The future, in this case, is a cashless society, where nobody will use paper dollars or metal coins. Every transaction — online, of course, but also in store and restaurants — will be conducted with a debit or credit card, or with a tap on a smart phone.
We see the appeal. No cash means no armed hold-ups. No cash means less employee theft. No cash means faster lines at the check-out counter. Anybody who has ever used Uber or Lyft, which do not accept cash, knows how convenient a completely cashless society could prove to be.
But what about the 7.1 percent? That’s the percentage of households in Illinois, according to the Federal Deposit Insurance Corp., that don’t have bank accounts. That includes some 300,000 households in Chicago.
These are Chicagoans who are more likely to be poor, young, a racial minority or mentally disabled. They use only cash.
What will they do in a cashless society?
Ald. Ed Burke is asking that excellent question. He has introduced an ordinance to limit the ability of Chicago businesses to go completely cashless, though he postponed a committee vote on the proposal Wednesday after hearing from retailers who are opposed. He thought they made good points.
Nonetheless, Burke says, nobody is looking out for the poor and the disabled in this rush to the future, and he’s right.
“Do we foreclose youngsters who want to stop at a 7-Eleven and get a bottle of orange juice on the way home from school from buying that… because they don’t have a credit card?” Burke asked, as quoted in a Sun-Times story by Fran Spielman.
“What about the hardships that are then created for this unbanked, underbanked segment of our society, especially among the poor or the elderly or the disabled.”

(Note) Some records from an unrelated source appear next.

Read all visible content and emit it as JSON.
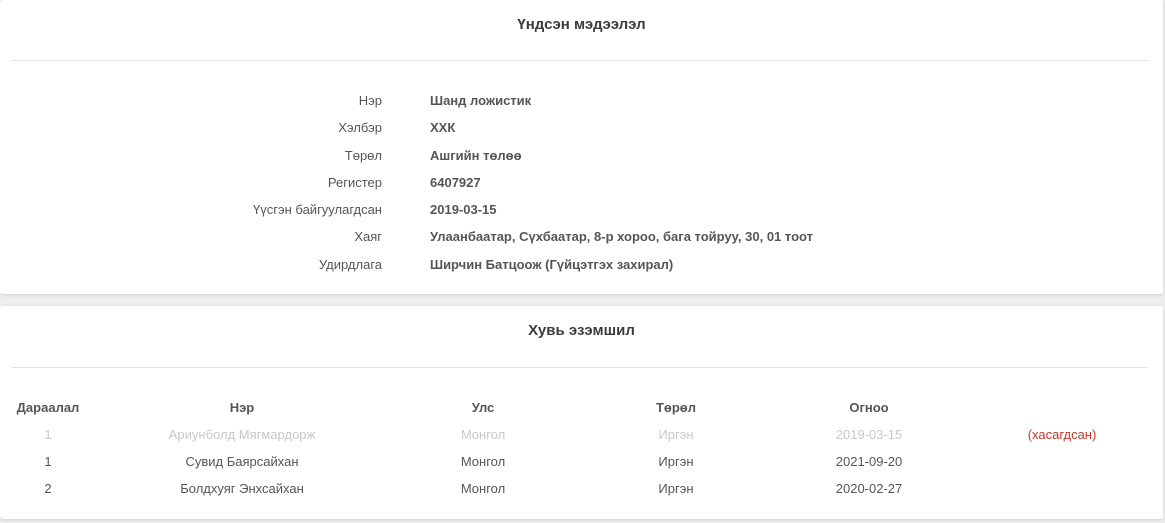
{
  "basic_info": {
    "title": "Үндсэн мэдээлэл",
    "rows": [
      {
        "label": "Нэр",
        "value": "Шанд ложистик"
      },
      {
        "label": "Хэлбэр",
        "value": "ХХК"
      },
      {
        "label": "Төрөл",
        "value": "Ашгийн төлөө"
      },
      {
        "label": "Регистер",
        "value": "6407927"
      },
      {
        "label": "Үүсгэн байгуулагдсан",
        "value": "2019-03-15"
      },
      {
        "label": "Хаяг",
        "value": "Улаанбаатар, Сүхбаатар, 8-р хороо, бага тойруу, 30, 01 тоот"
      },
      {
        "label": "Удирдлага",
        "value": "Ширчин Батцоож (Гүйцэтгэх захирал)"
      }
    ]
  },
  "shareholding": {
    "title": "Хувь эзэмшил",
    "headers": {
      "order": "Дараалал",
      "name": "Нэр",
      "country": "Улс",
      "type": "Төрөл",
      "date": "Огноо"
    },
    "rows": [
      {
        "order": "1",
        "name": "Ариунболд Мягмардорж",
        "country": "Монгол",
        "type": "Иргэн",
        "date": "2019-03-15",
        "status": "(хасагдсан)",
        "removed": true
      },
      {
        "order": "1",
        "name": "Сувид Баярсайхан",
        "country": "Монгол",
        "type": "Иргэн",
        "date": "2021-09-20",
        "status": "",
        "removed": false
      },
      {
        "order": "2",
        "name": "Болдхуяг Энхсайхан",
        "country": "Монгол",
        "type": "Иргэн",
        "date": "2020-02-27",
        "status": "",
        "removed": false
      }
    ]
  },
  "colors": {
    "removed_text": "#c8c8c8",
    "status_removed": "#c0392b",
    "card_bg": "#ffffff",
    "page_bg": "#eeeeee"
  }
}
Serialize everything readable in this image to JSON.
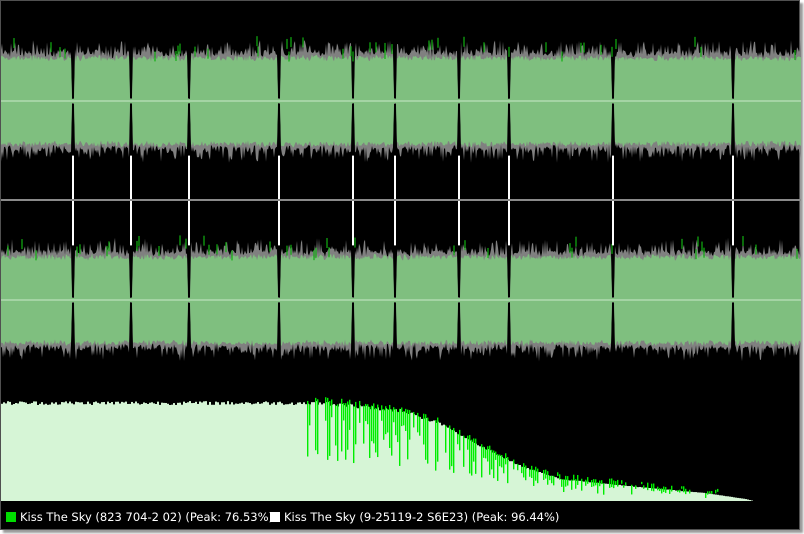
{
  "colors": {
    "background": "#000000",
    "wave_fill": "#7fbf7f",
    "wave_overshoot": "#808080",
    "wave_peak": "#10b010",
    "center_line": "#c8e8c8",
    "divider": "#8a8a8a",
    "marker": "#ffffff",
    "spectrum_fill": "#d6f5d6",
    "spectrum_peak": "#00ee00"
  },
  "legend": {
    "track1": {
      "label": "Kiss The Sky (823 704-2 02) (Peak: 76.53%)",
      "color": "#00dd00"
    },
    "track2": {
      "label": "Kiss The Sky (9-25119-2 S6E23) (Peak: 96.44%)",
      "color": "#ffffff"
    }
  },
  "waveform": {
    "track_gaps": [
      0.09,
      0.162,
      0.235,
      0.348,
      0.44,
      0.493,
      0.573,
      0.635,
      0.765,
      0.915
    ],
    "peak_track1": 0.7653,
    "peak_track2": 0.9644
  },
  "spectrum": {
    "profile": [
      [
        0.0,
        1.0
      ],
      [
        0.4,
        1.0
      ],
      [
        0.5,
        0.92
      ],
      [
        0.55,
        0.78
      ],
      [
        0.6,
        0.55
      ],
      [
        0.65,
        0.35
      ],
      [
        0.7,
        0.22
      ],
      [
        0.8,
        0.14
      ],
      [
        0.88,
        0.08
      ],
      [
        0.93,
        0.02
      ],
      [
        0.94,
        0.0
      ]
    ]
  }
}
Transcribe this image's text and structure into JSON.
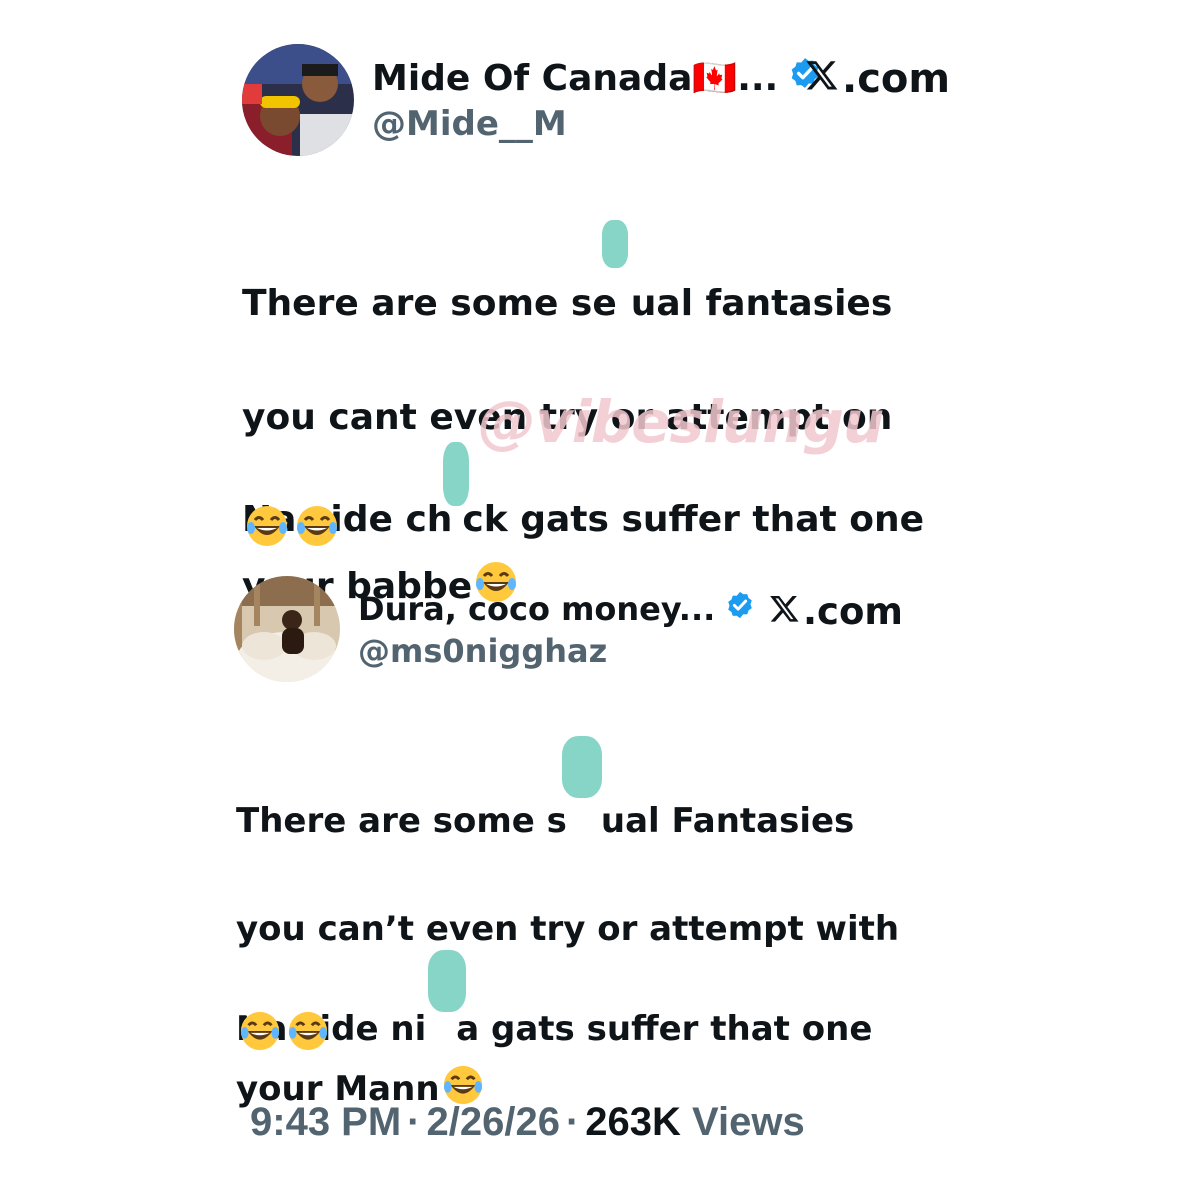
{
  "tweet1": {
    "name": "Mide Of Canada🇨🇦...",
    "handle": "@Mide__M",
    "source": ".com",
    "line1": "There are some se",
    "line1_after": "ual fantasies",
    "line2": "you cant even try or attempt on",
    "line3": "your babbe",
    "line4_a": "Na side ch",
    "line4_b": "ck gats suffer that one"
  },
  "tweet2": {
    "name": "Dura, coco money...",
    "handle": "@ms0nigghaz",
    "source": ".com",
    "line1": "There are some s",
    "line1_after": "ual Fantasies",
    "line2": "you can’t even try or attempt with",
    "line3": "your Mann",
    "line4_a": "Na side ni",
    "line4_b": "a gats suffer that one"
  },
  "watermark": "@vibeslungu",
  "footer": {
    "time": "9:43 PM",
    "date": "2/26/26",
    "views_count": "263K",
    "views_label": "Views"
  },
  "icons": {
    "verified": "verified-badge-icon",
    "x_logo": "x-logo-icon",
    "emoji": "face-with-tears-of-joy-icon"
  },
  "colors": {
    "verified": "#1d9bf0",
    "handle": "#536471",
    "blot": "#7fd3c4",
    "watermark": "#f2c7cf"
  }
}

We generally oppose Luddite laws that deny the inevitability of change. We have opposed many restrictions on Uber, for that reason, though the ride share business threatens the traditional cab industry. We recently opposed a complete ban on the experimental use of self-driving cars in Chicago, as well, feeling pretty sure driverless cars are the future.
But in the embrace of new technology, there is almost always a need to strike a compassionate balance.
To force shops to accept cash feels extreme to us, a classic example of government overreaction. Our hope is that retailers and the city will negotiate a practical middle ground, one that moves Chicago forward without leaving 7.1 percent of us behind.